First, I remarked on the hyper emotionality of Scully’s review (here’s a link):

But let us ponder: What would drive a deeply talented writer like Scully to engage in such blatant falsehood? Like Zeus throwing his destructive lightning bolts, radical animal advocates often deploy the rant in order to drive rationality and reason off the field. In the face of such fury, we are tempted to cower under our desks, thereby allowing animal-rights activists to stand alone as righteous “defenders” of those who “can’t speak for themselves.”

Such demagoguery stifles our deeply pondering this important moral issue.  Thus, I hope the book will help restore balance to the discussion of these matters.

In the rest of my response, I describe the book (since Scully didn’t), beginning with making a crucial distinction between animal rights and animal welfare:
So what’s the book really about? With A Rat Is a Pig Is a Dog Is a Boy, I hope to clear up the confusion in the public mind between promoting “animal welfare”—a noble cause, which I endorse—and “animal rights,” which I oppose. The former acknowledges the ethical propriety of using animals for human benefit, while vigorously insisting on concomitant duties to treat animals humanely. In direct contrast, animal-rights ideology disdains the welfarist approach as “speciesism”—i.e., “discrimination” against animals—and dogmatically insists we have no right to consume meat, to wear leather, to conduct animal research, and, for some, even to own dogs. In other words, the ultimate goal of animal rights—which believers understand to be a multi-generational project—is ending all animal domestication no matter how beneficial to humans.

I describe the various ideological assertions of animal rights dogma, and then describe the consequences of such belief:
Regardless of the approach, to the animal-rights true believer, that which is done to an animal is judged as if the same action were done to a human being. Hence, many animal rightists believe cattle ranching is as odious as slavery and research on lab rats an equivalent evil to Mengele’s experiments in the camps.

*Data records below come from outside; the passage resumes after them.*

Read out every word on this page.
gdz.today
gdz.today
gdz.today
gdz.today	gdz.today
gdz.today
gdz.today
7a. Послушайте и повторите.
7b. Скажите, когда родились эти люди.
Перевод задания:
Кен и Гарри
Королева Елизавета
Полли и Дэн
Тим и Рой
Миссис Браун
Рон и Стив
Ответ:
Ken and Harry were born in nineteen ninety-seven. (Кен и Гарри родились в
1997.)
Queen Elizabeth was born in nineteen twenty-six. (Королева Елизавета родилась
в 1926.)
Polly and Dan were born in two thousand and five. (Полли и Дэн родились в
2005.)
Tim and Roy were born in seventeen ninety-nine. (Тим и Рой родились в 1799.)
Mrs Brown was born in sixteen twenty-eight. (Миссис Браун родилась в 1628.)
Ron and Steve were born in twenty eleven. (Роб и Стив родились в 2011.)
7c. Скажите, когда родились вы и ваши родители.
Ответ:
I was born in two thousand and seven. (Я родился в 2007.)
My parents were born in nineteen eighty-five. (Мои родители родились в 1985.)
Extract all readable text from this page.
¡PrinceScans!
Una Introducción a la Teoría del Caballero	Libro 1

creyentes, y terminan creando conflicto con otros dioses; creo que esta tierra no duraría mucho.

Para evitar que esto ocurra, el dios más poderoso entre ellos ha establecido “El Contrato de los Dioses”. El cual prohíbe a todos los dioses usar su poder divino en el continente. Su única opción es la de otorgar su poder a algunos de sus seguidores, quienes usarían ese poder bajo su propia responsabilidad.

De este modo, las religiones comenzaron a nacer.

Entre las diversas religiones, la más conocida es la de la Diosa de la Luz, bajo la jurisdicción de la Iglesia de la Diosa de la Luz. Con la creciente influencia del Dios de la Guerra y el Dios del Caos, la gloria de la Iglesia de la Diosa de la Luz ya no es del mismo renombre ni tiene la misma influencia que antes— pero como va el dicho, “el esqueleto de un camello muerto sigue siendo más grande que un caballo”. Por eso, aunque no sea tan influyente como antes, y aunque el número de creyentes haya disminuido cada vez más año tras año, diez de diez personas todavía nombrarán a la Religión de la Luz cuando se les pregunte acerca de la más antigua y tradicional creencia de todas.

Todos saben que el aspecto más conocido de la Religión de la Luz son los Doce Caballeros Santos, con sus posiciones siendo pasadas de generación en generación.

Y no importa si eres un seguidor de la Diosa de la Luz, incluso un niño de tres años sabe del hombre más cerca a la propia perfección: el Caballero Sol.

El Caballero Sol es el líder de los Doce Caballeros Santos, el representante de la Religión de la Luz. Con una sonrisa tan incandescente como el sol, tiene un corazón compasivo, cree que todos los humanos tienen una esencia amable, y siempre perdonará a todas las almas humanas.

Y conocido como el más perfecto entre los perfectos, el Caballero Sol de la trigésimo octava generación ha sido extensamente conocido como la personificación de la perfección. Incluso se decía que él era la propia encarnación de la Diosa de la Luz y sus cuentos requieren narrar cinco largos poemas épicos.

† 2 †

This leads some to engage in violence and terrorism, which I won’t belabor here. I then describe the second purpose of my book:
The hyperemotionality of animal-rights campaigners too often hides the tremendous benefits we receive from the proper and humane use of animals. For this reason, I devote an entire section of the book to a judicious discussion of animal research, the use of animals as food, and the more volatile issues of fur and hunting. I don’t pretend to identify proper husbandry techniques in every case. But I believe it is important both to expose the false assertions made by animal rightists—for example, that humans do not benefit from animal research and that fur trappers still use archaic metal traps that break animals’ legs—and to allow people engaged in these industries a forum to express their usually drowned-out perspectives.

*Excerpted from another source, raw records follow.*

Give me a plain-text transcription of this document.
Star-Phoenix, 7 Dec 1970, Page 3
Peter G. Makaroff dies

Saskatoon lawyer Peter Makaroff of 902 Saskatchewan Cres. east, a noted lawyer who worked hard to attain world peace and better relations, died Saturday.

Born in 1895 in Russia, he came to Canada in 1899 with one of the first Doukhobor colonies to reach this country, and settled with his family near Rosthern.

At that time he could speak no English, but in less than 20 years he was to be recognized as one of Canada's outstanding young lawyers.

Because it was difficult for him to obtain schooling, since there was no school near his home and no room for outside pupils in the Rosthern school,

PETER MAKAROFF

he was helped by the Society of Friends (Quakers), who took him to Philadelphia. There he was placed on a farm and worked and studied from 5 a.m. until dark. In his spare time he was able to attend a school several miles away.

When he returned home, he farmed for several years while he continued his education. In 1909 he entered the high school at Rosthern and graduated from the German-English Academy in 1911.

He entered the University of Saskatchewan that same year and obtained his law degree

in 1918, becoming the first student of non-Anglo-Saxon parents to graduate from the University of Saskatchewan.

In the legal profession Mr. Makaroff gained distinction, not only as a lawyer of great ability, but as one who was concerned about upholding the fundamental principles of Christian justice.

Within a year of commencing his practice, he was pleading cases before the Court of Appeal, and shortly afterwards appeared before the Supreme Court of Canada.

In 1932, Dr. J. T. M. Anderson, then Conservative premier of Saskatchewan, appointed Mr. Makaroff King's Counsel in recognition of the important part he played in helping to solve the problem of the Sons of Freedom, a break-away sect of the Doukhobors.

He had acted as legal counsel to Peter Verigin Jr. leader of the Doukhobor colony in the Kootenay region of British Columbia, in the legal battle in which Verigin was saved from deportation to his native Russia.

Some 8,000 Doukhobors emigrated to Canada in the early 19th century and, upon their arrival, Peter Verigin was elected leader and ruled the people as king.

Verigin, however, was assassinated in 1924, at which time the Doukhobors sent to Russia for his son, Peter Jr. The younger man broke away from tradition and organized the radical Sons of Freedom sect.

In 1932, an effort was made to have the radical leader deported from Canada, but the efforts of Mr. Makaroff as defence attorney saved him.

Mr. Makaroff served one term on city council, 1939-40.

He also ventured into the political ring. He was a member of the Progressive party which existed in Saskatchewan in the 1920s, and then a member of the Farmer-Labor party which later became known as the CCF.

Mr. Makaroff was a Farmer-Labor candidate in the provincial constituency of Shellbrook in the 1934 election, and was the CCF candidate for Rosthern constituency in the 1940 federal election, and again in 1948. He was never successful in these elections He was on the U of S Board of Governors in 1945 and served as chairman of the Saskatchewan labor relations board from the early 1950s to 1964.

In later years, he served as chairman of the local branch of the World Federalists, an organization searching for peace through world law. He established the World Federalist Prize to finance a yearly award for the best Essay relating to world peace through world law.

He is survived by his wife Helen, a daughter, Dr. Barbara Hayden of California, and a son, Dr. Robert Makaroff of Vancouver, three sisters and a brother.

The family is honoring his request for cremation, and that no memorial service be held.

And, of course, human exceptionalism is the core component:
The ideal I wish to advance—indeed, to conserve—is “human exceptionalism,” that is, the unique moral status of human life. It is remarkable that our exceptional natures require defense. After all, what other species in the known history of life has attained the wondrous capacities of human beings? What other species has transcended the tooth-and-claw world of naked natural selection to the point that, at least to some degree, we now control nature instead of being controlled by it? What other species builds civilizations, records history, creates art, makes music, thinks abstractly, envisions and fabricates machinery, improves life through science and engineering, or explores the deeper truths found in philosophy and religion? What other species rescues injured animals instead of ignoring or eating them? What other species has true freedom? Perhaps most crucially, what other species can be held to moral account?


Human exceptionalism increasingly is criticized as arrogant and hubristic, spurring us to mistreat animals and despoil the planet. I believe the contrary is true. Indeed, if being human isn’t what gives us the duty to treat animals properly, what in the world does?

It is worth noting that Scully has now failed twice to mention—as ethics would seem to require—that I criticized (and complimented) his book Dominion in A Rat is a Pig is a Dog is a Boy. Moreover, it would have been nice if he had actually dealt substantially with what I wrote, rather than just venting his anger about the uses to which animals are put. But in an era in which feelings count more than thoughts, I am not surprised.